Hint : The branch with range $\left[\frac{-\pi}{2}, \frac{\pi}{2}\right]$ is called the principal value branch of function $\tan^{-1}$.

$\tan ^{-1}: R \rightarrow\left[\frac{-\pi}{2}, \frac{\pi}{2}\right]$

Given : $\tan ^{-1}\left(\cos \frac{\pi}{2}\right)$

Explanation :

Let  $y=\tan ^{-1}\left(\cos \frac{\pi}{2}\right)$                                                                                                  ....(i)

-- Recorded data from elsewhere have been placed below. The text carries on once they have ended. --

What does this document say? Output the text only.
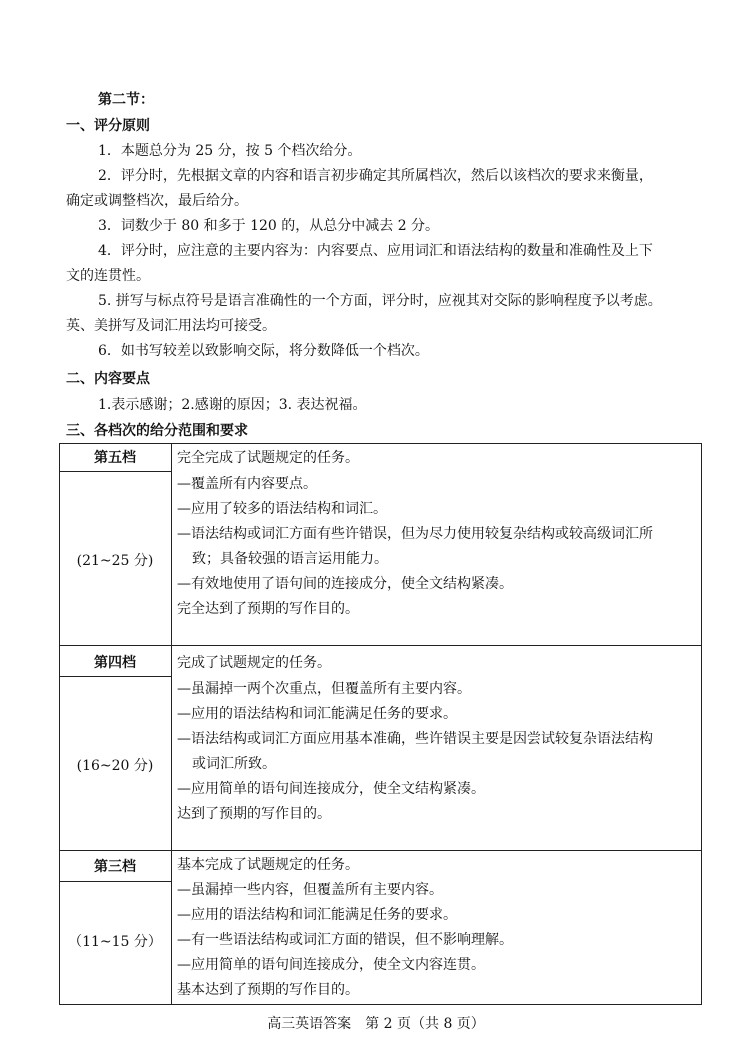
第二节：
一、评分原则
1．本题总分为 25 分，按 5 个档次给分。
2．评分时，先根据文章的内容和语言初步确定其所属档次，然后以该档次的要求来衡量，
确定或调整档次，最后给分。
3．词数少于 80 和多于 120 的，从总分中减去 2 分。
4．评分时，应注意的主要内容为：内容要点、应用词汇和语法结构的数量和准确性及上下
文的连贯性。
5. 拼写与标点符号是语言准确性的一个方面，评分时，应视其对交际的影响程度予以考虑。
英、美拼写及词汇用法均可接受。
6．如书写较差以致影响交际，将分数降低一个档次。
二、内容要点
1.表示感谢；2.感谢的原因；3. 表达祝福。
三、各档次的给分范围和要求
第五档
(21~25 分)
完全完成了试题规定的任务。
—覆盖所有内容要点。
—应用了较多的语法结构和词汇。
—语法结构或词汇方面有些许错误，但为尽力使用较复杂结构或较高级词汇所
致；具备较强的语言运用能力。
—有效地使用了语句间的连接成分，使全文结构紧凑。
完全达到了预期的写作目的。
第四档
(16~20 分)
完成了试题规定的任务。
—虽漏掉一两个次重点，但覆盖所有主要内容。
—应用的语法结构和词汇能满足任务的要求。
—语法结构或词汇方面应用基本准确，些许错误主要是因尝试较复杂语法结构
或词汇所致。
—应用简单的语句间连接成分，使全文结构紧凑。
达到了预期的写作目的。
第三档
（11~15 分）
基本完成了试题规定的任务。
—虽漏掉一些内容，但覆盖所有主要内容。
—应用的语法结构和词汇能满足任务的要求。
—有一些语法结构或词汇方面的错误，但不影响理解。
—应用简单的语句间连接成分，使全文内容连贯。
基本达到了预期的写作目的。
高三英语答案　第 2 页（共 8 页）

$y=\tan ^{-1}(0) \; \; \; \; \; \; \; \; \; \; \; \; \; \; \; \; \; \; \; \; \; \; \; \; \; \; \; \; \; \; \; \; \; \; \; \; \; \; \; \; \; \; \; \; \quad\left[\because \cos \frac{\pi}{2}=0\right]$

$\tan \; y=0$

$\tan y=\tan 0^{\circ} \; \; \; \; \; \; \; \; \; \; \; \; \; \; \; \; \; \; \; \; \; \; \; \; \; \; \; \; \; \; \; \; \; \; \; \; \; \; \; \; \; \; \; \; \; \; \; \; \; \; \; \quad\left[\because \tan 0^{\circ}=0\right]$

$y=0$

$\tan ^{-1}\left(\cos \frac{\pi}{2}\right)=0$

The range of principal value branch of $\tan^{-1}$ is $\left[\frac{-\pi}{2}, \frac{\pi}{2}\right]$.

$\because \quad \tan ^{-1}\left(\cos \frac{\pi}{2}\right)=0 \in\left[\frac{-\pi}{2}, \frac{\pi}{2}\right]$

Hence, the principal value of $\tan ^{-1}\left(\cos \frac{\pi}{2}\right)$ is 0.